Psychiatric, cognitive symptoms common among Huntington’s disease gene carriers
Carriers of the Huntington’s disease gene frequently experienced “functionally debilitating” psychiatric and cognitive symptoms, according to results from a registry of more than 6,300 patients published in Neurology.
“Prospective studies of [Huntington’s disease] gene carriers many years from predicted clinical onset have shown only subtle motor, cognitive and psychiatric deficits when compared with age and sex-matched controls,” Branduff McAllister, PhD, of the division of psychological medicine and clinical neurosciences at Cardiff University in the U.K., and colleagues wrote. “This implies there is a window for therapeutic intervention to preserve normal brain functions. Understanding in detail the timing and impact of different symptoms in [Huntington’s disease] gene carriers will help improve targeted therapies.”

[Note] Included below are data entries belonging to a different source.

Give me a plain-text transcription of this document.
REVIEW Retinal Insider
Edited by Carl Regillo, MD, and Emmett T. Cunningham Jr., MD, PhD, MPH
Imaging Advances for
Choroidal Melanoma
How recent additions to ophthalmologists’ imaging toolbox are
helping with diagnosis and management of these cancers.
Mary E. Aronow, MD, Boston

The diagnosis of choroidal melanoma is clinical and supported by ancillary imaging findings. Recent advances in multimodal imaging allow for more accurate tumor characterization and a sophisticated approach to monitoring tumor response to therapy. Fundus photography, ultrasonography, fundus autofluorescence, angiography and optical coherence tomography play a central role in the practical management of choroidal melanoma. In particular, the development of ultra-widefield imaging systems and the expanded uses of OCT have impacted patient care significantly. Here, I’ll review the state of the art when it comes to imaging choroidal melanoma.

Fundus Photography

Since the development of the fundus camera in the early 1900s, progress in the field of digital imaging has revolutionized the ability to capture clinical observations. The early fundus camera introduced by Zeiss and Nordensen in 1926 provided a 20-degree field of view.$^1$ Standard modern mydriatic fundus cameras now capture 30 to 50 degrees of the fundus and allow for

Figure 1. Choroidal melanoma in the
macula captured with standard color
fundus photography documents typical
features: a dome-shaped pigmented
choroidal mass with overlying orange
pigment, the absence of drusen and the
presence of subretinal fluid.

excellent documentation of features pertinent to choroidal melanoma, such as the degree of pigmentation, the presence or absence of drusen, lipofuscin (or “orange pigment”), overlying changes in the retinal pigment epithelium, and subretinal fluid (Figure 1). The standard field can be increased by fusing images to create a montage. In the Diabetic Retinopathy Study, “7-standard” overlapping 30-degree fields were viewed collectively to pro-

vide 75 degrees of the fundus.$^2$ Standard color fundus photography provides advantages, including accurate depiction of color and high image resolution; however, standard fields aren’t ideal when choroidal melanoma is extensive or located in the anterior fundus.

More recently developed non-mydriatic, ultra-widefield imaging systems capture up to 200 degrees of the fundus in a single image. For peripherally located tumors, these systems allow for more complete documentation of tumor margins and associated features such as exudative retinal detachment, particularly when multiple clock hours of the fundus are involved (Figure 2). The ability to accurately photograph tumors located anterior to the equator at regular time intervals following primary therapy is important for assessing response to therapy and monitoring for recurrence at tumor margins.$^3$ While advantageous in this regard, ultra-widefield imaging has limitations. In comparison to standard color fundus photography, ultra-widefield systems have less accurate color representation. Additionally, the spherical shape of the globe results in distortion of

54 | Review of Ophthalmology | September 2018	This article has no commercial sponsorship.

The investigators sought to evaluate the prevalence, timing and functional effects of psychiatric, cognitive and motor aberrations among 6,316 Huntington’s disease gene carriers by analyzing retrospective clinical data included in the European REGISTRY study, which gathered data from 161 sites in 17 countries. Participants completed the Clinical Characteristics Questionnaire, through which they provided motor, cognitive, apathy, depression, perseverative/obsessive behavior, irritability, violent/aggressive behavior and psychosis data. The researchers analyzed associations between symptoms and functional outcomes using multiple logistic regression.

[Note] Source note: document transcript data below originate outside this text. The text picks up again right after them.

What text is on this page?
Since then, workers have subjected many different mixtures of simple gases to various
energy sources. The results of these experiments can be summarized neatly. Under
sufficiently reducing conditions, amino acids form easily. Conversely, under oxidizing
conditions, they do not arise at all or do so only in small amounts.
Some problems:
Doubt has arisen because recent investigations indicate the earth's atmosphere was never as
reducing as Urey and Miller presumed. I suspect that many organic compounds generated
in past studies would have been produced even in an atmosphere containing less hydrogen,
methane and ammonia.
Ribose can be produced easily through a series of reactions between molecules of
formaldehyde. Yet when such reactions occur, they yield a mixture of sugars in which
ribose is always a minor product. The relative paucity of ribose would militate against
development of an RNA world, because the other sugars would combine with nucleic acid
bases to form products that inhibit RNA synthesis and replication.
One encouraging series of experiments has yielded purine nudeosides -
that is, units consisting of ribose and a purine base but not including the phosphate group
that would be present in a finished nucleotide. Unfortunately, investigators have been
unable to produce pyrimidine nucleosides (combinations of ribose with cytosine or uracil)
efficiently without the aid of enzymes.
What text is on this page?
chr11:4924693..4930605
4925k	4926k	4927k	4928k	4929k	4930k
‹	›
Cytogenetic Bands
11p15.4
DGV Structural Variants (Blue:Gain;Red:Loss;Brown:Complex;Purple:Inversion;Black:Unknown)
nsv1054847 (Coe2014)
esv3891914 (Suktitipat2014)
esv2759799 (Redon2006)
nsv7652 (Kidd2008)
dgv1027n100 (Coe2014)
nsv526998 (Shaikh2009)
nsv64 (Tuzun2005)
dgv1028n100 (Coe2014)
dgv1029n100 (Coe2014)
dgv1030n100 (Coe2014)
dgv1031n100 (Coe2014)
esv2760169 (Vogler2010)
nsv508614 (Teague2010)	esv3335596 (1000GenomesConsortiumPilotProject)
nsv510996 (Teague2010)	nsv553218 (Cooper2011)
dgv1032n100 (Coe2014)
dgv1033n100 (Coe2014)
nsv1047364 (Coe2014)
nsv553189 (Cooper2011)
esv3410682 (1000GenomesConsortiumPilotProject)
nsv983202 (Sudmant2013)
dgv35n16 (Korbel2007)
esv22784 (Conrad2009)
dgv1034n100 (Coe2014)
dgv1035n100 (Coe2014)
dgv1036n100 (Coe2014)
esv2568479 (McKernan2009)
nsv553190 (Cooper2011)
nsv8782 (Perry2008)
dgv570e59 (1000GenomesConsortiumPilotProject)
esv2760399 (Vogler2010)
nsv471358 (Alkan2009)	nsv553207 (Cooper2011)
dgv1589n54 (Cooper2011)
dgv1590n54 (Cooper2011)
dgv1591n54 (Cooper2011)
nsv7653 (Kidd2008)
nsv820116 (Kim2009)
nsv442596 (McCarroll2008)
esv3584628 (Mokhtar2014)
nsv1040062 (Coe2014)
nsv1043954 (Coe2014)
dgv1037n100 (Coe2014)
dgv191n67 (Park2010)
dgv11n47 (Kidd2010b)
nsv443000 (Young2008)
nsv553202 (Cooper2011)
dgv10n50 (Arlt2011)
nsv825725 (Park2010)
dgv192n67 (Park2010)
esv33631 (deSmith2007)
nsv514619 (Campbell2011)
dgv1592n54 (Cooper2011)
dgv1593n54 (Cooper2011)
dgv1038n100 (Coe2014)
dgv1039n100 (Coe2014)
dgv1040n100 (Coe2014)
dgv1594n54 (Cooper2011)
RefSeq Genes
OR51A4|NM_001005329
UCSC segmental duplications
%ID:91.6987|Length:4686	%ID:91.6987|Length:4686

Findings demonstrated that, as age at presentation increased, the likelihood for Huntington’s disease’s first manifestation to be motor increased, and the likelihood for it to be psychiatric decreased. The first manifestation did not appear linked to pathogenic cytosine-adenine-guanine (CAG) repeat length. Huntington’s disease gene carriers frequently exhibited psychiatric and cognitive symptoms, and the researchers reported an association between longer CAG repeats and earlier onsets. A total of 42.4% of patients with Huntington’s disease reported one or more psychiatric or cognitive symptoms before motor symptoms, most commonly depression. McAllister and colleagues observed a significant decrease in total functional capacity scores linked to each non-motor symptom.

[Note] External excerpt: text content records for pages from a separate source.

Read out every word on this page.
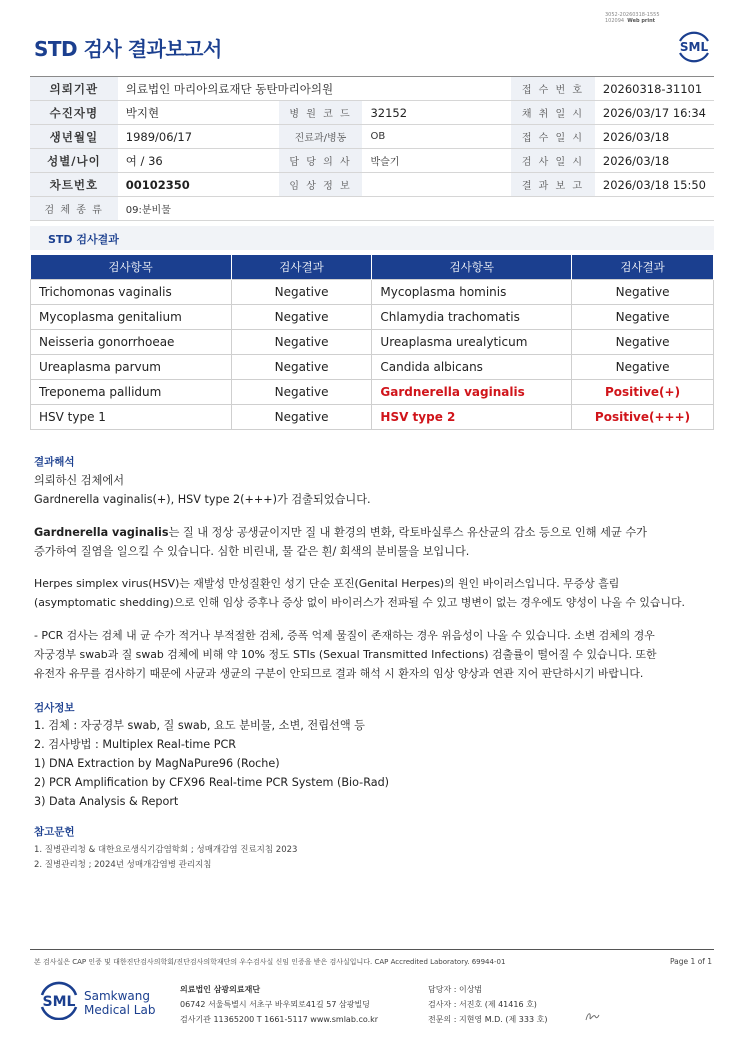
3052-20260318-1555
102094 Web print
STD 검사 결과보고서	SML
의뢰기관	의료법인 마리아의료재단 동탄마리아의원			접 수 번 호	20260318-31101
수진자명	박지현	병 원 코 드	32152	채 취 일 시	2026/03/17 16:34
생년월일	1989/06/17	진료과/병동	OB	접 수 일 시	2026/03/18
성별/나이	여 / 36	담 당 의 사	박슬기	검 사 일 시	2026/03/18
차트번호	00102350	임 상 정 보		결 과 보 고	2026/03/18 15:50
검 체 종 류	09:분비물				
STD 검사결과
검사항목	검사결과	검사항목	검사결과
Trichomonas vaginalis	Negative	Mycoplasma hominis	Negative
Mycoplasma genitalium	Negative	Chlamydia trachomatis	Negative
Neisseria gonorrhoeae	Negative	Ureaplasma urealyticum	Negative
Ureaplasma parvum	Negative	Candida albicans	Negative
Treponema pallidum	Negative	Gardnerella vaginalis	Positive(+)
HSV type 1	Negative	HSV type 2	Positive(+++)
결과해석
의뢰하신 검체에서
Gardnerella vaginalis(+), HSV type 2(+++)가 검출되었습니다.
Gardnerella vaginalis는 질 내 정상 공생균이지만 질 내 환경의 변화, 락토바실루스 유산균의 감소 등으로 인해 세균 수가
증가하여 질염을 일으킬 수 있습니다. 심한 비린내, 물 같은 흰/ 회색의 분비물을 보입니다.
Herpes simplex virus(HSV)는 재발성 만성질환인 성기 단순 포진(Genital Herpes)의 원인 바이러스입니다. 무증상 흘림
(asymptomatic shedding)으로 인해 임상 증후나 증상 없이 바이러스가 전파될 수 있고 병변이 없는 경우에도 양성이 나올 수 있습니다.
- PCR 검사는 검체 내 균 수가 적거나 부적절한 검체, 증폭 억제 물질이 존재하는 경우 위음성이 나올 수 있습니다. 소변 검체의 경우
자궁경부 swab과 질 swab 검체에 비해 약 10% 정도 STIs (Sexual Transmitted Infections) 검출률이 떨어질 수 있습니다. 또한
유전자 유무를 검사하기 때문에 사균과 생균의 구분이 안되므로 결과 해석 시 환자의 임상 양상과 연관 지어 판단하시기 바랍니다.
검사정보
1. 검체 : 자궁경부 swab, 질 swab, 요도 분비물, 소변, 전립선액 등
2. 검사방법 : Multiplex Real-time PCR
1) DNA Extraction by MagNaPure96 (Roche)
2) PCR Amplification by CFX96 Real-time PCR System (Bio-Rad)
3) Data Analysis & Report
참고문헌
1. 질병관리청 & 대한요로생식기감염학회 ; 성매개감염 진료지침 2023
2. 질병관리청 ; 2024년 성매개감염병 관리지침
본 검사실은 CAP 인증 및 대한진단검사의학회/진단검사의학재단의 우수검사실 신임 인증을 받은 검사실입니다. CAP Accredited Laboratory. 69944-01	Page 1 of 1
SML Samkwang
Medical Lab
의료법인 삼광의료재단
06742 서울특별시 서초구 바우뫼로41길 57 삼광빌딩
검사기관 11365200 T 1661-5117 www.smlab.co.kr
담당자 : 이상범
검사자 : 서진호 (제 41416 호)
전문의 : 지현영 M.D. (제 333 호)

“The presence of psychiatric and cognitive symptoms in [Huntington’s disease] gene carriers is associated with significantly reduced functional capacity, emphasizing the importance of early recognition and management of these symptoms,” the researchers wrote. “Although recent models of [Huntington’s disease] staging and progression do not directly include psychiatric and cognitive symptoms, work is underway to include them in ongoing observational studies and clinical trials to improve the accuracy of clinical outcome measures.”